A team of investigators, lead by scientists at the Bellvitge Biomedical Research Institute (IDIBELL) in Barcelona, has just released new findings from a study on how tumor cells respond to a lack of nutrients. Knowing that some solid tumors have a very high growth rate, which often leads to a lack of vascularization due to the impossibility to develop the blood vessels that accompany and nourish it, the research team observed that cells respond by releasing cytokines and chemokines, molecules that attract the first defenses of the immune system, which ultimately inhibit a more specific and effective attack.

Findings from the new study—published recently in PNAS through an article entitled “Starvation and antimetabolic therapy promote cytokine release and recruitment of immune cells”— also show that the released cytokines will promote the formation of new blood vessels that nourish the tumor again.

“Poorly irrigated tumors exhaust nutrients from their environment,” the authors noted. “On the other hand, innate immune cells, such as neutrophils and macrophages, have been frequently shown to infiltrate tumors and promote an immunosuppressive environment.”

Reduced nutrient levels in the less vascularized parts of the tumor are known to trigger stress responses. As senior study investigator and senior scientist at IDIBELL Cristina Muñoz-Pinedo, PhD, points out, “the stress response due to lack of nutrients, known as an integrated stress response, induces the cell production of alarm proteins. And those proteins are closely related to cancer progression”. This article demonstrates that this response participates in the secretion of inflammatory cytokines in many types of tumor cells in culture, from lung cancer cells to cervical cancer or rhabdomyosarcoma.

Previous studies of other groups point out that the inflammation that takes place in tumors could prevent an effective immune response to attack tumor cells. Tumors in mild and constant inflammation state present elevated levels of the cytokines and chemokines found in this study. For this reason, the authors hypothesize that this inflammation could be caused by the lack of nutrients that cells detect and interpret as a wound or infection.

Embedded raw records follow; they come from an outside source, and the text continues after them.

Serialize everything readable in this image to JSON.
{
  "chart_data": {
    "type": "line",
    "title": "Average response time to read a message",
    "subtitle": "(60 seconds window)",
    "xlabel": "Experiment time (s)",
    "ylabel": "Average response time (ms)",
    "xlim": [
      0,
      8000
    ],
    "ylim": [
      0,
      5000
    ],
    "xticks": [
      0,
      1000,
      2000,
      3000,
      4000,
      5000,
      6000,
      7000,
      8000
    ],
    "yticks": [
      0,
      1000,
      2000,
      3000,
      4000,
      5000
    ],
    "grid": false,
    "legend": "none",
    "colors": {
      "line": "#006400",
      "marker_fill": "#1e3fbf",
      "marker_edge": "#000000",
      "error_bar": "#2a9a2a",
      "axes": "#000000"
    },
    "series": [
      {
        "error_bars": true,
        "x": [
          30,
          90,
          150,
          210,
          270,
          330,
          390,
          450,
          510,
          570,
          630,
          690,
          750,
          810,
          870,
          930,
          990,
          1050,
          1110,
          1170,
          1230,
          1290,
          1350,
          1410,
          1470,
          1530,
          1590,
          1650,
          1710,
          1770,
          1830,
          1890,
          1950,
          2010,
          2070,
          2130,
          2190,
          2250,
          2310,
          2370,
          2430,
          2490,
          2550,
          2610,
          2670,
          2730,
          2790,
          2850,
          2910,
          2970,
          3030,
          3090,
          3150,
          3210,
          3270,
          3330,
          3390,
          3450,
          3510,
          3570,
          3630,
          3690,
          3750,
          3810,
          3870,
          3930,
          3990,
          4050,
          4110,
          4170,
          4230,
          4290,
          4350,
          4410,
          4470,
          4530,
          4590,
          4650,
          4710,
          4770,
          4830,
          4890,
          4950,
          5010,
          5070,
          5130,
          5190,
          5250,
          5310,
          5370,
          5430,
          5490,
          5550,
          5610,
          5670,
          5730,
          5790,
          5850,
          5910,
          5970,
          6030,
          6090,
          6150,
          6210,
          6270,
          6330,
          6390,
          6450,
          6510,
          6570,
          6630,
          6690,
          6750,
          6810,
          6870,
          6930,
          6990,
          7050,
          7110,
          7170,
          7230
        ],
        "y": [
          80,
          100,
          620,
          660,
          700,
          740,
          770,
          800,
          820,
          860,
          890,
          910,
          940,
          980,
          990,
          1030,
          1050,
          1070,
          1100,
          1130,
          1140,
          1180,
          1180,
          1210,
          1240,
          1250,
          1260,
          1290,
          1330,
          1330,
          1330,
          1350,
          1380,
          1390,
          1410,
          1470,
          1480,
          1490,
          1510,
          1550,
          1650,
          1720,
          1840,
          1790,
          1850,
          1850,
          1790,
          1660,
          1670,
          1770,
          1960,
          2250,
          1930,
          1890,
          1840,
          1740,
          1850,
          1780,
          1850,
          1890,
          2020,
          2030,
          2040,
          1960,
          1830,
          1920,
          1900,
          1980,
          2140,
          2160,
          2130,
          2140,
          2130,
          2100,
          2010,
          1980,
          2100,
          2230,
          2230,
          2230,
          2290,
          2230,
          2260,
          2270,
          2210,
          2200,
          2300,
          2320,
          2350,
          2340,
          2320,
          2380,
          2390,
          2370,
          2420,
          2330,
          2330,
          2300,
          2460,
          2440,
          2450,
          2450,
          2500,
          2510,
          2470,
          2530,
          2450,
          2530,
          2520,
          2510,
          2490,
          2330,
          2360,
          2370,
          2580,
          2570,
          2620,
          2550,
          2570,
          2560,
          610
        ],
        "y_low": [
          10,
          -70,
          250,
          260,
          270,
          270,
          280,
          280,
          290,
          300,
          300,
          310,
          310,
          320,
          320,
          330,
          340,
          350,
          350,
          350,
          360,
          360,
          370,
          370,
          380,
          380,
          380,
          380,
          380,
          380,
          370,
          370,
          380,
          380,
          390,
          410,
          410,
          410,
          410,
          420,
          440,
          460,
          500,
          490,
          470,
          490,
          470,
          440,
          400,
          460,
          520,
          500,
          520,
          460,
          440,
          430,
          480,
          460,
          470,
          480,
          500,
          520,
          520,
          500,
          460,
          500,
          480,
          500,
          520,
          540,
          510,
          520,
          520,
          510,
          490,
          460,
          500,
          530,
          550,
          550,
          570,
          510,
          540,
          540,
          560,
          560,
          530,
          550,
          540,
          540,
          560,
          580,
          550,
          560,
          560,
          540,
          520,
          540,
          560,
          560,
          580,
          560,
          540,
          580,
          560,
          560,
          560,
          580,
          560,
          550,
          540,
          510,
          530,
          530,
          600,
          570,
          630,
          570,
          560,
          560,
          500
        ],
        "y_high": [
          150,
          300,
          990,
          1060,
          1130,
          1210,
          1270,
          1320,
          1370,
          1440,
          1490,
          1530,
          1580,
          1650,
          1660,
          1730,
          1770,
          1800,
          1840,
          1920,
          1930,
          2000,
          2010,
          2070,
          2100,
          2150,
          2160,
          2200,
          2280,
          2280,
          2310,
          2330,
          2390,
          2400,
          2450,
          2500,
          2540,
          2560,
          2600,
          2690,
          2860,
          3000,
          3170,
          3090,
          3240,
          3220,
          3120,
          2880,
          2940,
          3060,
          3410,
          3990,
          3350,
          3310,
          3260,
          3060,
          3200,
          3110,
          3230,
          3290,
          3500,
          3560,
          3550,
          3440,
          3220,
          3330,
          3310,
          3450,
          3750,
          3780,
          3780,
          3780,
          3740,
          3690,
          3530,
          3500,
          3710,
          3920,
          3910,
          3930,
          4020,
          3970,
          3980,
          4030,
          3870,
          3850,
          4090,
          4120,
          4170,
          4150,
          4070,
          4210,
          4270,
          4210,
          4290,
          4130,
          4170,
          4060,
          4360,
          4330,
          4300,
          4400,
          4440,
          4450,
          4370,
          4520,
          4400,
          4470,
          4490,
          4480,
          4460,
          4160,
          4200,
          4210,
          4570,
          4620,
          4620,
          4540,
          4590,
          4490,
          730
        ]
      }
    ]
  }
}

The authors hypothesized that, under these circumstances, the tumor cells could be acting as a non-healed wound. When we have a wound, blood flow is interrupted at some point in our body, and this lack of blood flow could be the signal that triggers the wound healing response: the attraction of the first defenses of the immune system and the generation of new blood vessels, in other words, the inflammatory response. This response could be reproduced in solid tumors, in which the lack of blood supply is interpreted as a wound, but for the moment we can only consider this an idea not yet proven.

The signals sent by tumor cells not only impede the attack of the immune system but also induce the modification of the tissue that accompanies them. Specifically, this work shows that, when tumor cells are glucose deprived, they initiate a signal cascade to promote angiogenesis in vitro, that is, the creation of new blood vessels that return the blood flow and the nutrients.

“We analyzed secretomes from glucose-deprived cells, which revealed up-regulation of multiple cytokines and chemokines, including IL-6 and IL-8, in response to starvation stress,” the authors wrote. “Starvation-induced cytokines were cell type-dependent, and they were also released from primary epithelial cells. Most cytokines were up-regulated in a manner dependent on NF-κB and the transcription factor of the integrated stress response ATF4, which bound directly to the IL-8 promoter. Furthermore, glutamine deprivation, as well as the antimetabolic drugs 2-deoxyglucose and metformin, also promoted the release of IL-6 and IL-8.”

There is a type of drug that attacks tumors called antimetabolic drugs. They act by impairing nutrient processing of tumor cells, and thus, through starvation, promote the death of tumor cells. These drugs, despite having good results in animal models, often fail in clinical trials with patients.

The results of this study could explain the lack of efficacy of this type of drugs since this work describes that two antimetabolic drugs also cause tumor cells to secrete cytokines and chemokines. These drugs could be causing an inflammatory response due to a lack of nutrients, which could promote tumor survival.

“Our results show that, when nutrients are low, tumor cells secrete factors related to wound healing that stimulates endothelial cells and attracts innate immune cells,” the authors concluded. “This suggests that targeting signals elicited by metabolic stress may help the immune system target malignant cells and that metabolites regulate the communication between immune and tumor cells also through modulation of peptidic signals.”